If Manti Te’o is Gay or not IS NOT THE ISSUE

Social expectations come early for all of us. We are taught to accept what is told to us because we find out that we are most likely to get what we need by parroting what those around us say. Since we are busy mimicking those around us who have the ability to bestow on us that which we need most; from the most basic needs like food, shelter and clothes when we are young, to the more ephemeral needs in attaining meaning, self knowledge and self awareness, we find ourselves performing to meet extreme social standards and are taken off course in our own development. That creates a chasm between the role we play, the expectations that we are held to, and who we really are. And so we have the Manti Te’os of the world.

The illusion that Manti was able to create ensured his status and he thrived. But the energy that was consumed in performing the role plagued him and made him question himself.  At some point he faced a social situation in which his truth would be exposed. Unsure of himself because of years of listening to others and coming to the awareness that he was not who he and others claimed him to be, he felt ashamed. The motivation for the story of Lennay Kekua was born.

Our voyeuristic and gossiping nature precedes the rest of us. We lack authenticity in our own lives so we salivate at the mere mention of drama in other’s lives.  We cheer the rise of stars, living vicariously on their ability to rise above it all. But we are as unrealistic with our expectations as the organizations that script celebrity behavior. So, Manti, Lance, and Tiger have been forced to play the role created as much by us as the organizations and corporate entities they represent. When inconsistencies in celebrity behavior are exposed instead of feeling compassion we begin the feeding frenzy of speculation and gossip, demonizing the celebrity and contributing to his downfall.
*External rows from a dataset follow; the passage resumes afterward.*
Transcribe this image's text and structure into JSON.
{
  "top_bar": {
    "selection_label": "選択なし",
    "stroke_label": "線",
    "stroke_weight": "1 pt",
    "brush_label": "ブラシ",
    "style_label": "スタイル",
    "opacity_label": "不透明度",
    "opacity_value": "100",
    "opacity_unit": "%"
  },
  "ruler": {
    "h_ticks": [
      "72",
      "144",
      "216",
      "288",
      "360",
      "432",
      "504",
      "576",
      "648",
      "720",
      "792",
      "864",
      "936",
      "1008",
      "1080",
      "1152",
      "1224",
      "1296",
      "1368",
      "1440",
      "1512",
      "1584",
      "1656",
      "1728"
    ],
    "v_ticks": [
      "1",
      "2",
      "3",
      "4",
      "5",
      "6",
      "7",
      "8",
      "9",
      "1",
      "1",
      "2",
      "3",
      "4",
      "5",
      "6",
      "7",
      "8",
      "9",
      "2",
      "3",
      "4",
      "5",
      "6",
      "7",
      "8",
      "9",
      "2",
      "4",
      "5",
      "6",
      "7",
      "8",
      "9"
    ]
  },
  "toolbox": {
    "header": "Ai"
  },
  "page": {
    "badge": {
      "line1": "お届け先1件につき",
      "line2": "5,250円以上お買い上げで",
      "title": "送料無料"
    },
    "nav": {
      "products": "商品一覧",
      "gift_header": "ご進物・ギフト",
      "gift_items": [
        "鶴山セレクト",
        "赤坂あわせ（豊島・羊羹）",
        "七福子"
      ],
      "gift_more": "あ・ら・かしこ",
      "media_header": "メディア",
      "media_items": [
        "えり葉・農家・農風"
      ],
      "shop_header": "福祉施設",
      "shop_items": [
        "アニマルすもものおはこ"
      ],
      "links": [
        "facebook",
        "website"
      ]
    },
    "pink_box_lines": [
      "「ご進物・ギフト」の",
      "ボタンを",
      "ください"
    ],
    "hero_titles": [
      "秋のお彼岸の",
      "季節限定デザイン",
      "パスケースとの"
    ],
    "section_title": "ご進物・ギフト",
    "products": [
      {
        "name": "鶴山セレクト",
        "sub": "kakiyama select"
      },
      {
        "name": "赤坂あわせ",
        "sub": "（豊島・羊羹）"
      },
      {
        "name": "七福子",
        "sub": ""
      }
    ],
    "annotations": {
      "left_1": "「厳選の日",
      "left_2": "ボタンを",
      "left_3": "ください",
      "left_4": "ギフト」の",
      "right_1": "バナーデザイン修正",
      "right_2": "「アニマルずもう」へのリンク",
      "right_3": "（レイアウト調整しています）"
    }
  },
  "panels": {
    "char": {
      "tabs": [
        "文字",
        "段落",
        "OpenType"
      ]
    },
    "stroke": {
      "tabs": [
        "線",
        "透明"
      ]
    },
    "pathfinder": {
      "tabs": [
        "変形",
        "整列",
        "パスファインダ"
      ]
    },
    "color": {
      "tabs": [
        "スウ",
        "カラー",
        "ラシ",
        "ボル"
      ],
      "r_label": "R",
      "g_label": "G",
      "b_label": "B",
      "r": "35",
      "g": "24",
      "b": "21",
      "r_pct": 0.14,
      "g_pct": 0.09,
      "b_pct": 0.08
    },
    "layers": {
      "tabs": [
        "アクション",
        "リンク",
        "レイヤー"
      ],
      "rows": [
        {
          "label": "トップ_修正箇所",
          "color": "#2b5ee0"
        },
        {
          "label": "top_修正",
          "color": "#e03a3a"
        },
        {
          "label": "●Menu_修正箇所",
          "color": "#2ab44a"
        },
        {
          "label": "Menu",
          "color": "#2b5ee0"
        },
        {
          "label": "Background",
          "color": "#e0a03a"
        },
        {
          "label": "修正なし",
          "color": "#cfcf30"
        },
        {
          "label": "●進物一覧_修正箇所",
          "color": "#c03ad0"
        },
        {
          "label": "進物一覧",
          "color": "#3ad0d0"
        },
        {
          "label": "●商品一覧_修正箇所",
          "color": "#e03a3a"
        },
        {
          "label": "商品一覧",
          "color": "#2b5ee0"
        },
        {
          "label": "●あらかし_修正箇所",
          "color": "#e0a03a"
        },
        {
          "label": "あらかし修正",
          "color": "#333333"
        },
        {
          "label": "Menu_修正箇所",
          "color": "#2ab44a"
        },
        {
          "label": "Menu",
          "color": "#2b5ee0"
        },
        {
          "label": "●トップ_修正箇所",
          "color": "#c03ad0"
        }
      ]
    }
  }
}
So as Manti struggles with the increasing pressure of being under a microscope, we sit back and dissect his every move without regard of the continued stress that is mounting for him. We are mere observers in ours and Manti’s life story. We lack the integrity to realize the problem we perpetuate with the social standards that we support. Those who dare to rise in status and are most visible in that role are the most easy to scapegoat. By holding people like Manti accountable for their misdeeds without any other consideration, we fail to take notice or even address the social issues that develop their roles in the first place.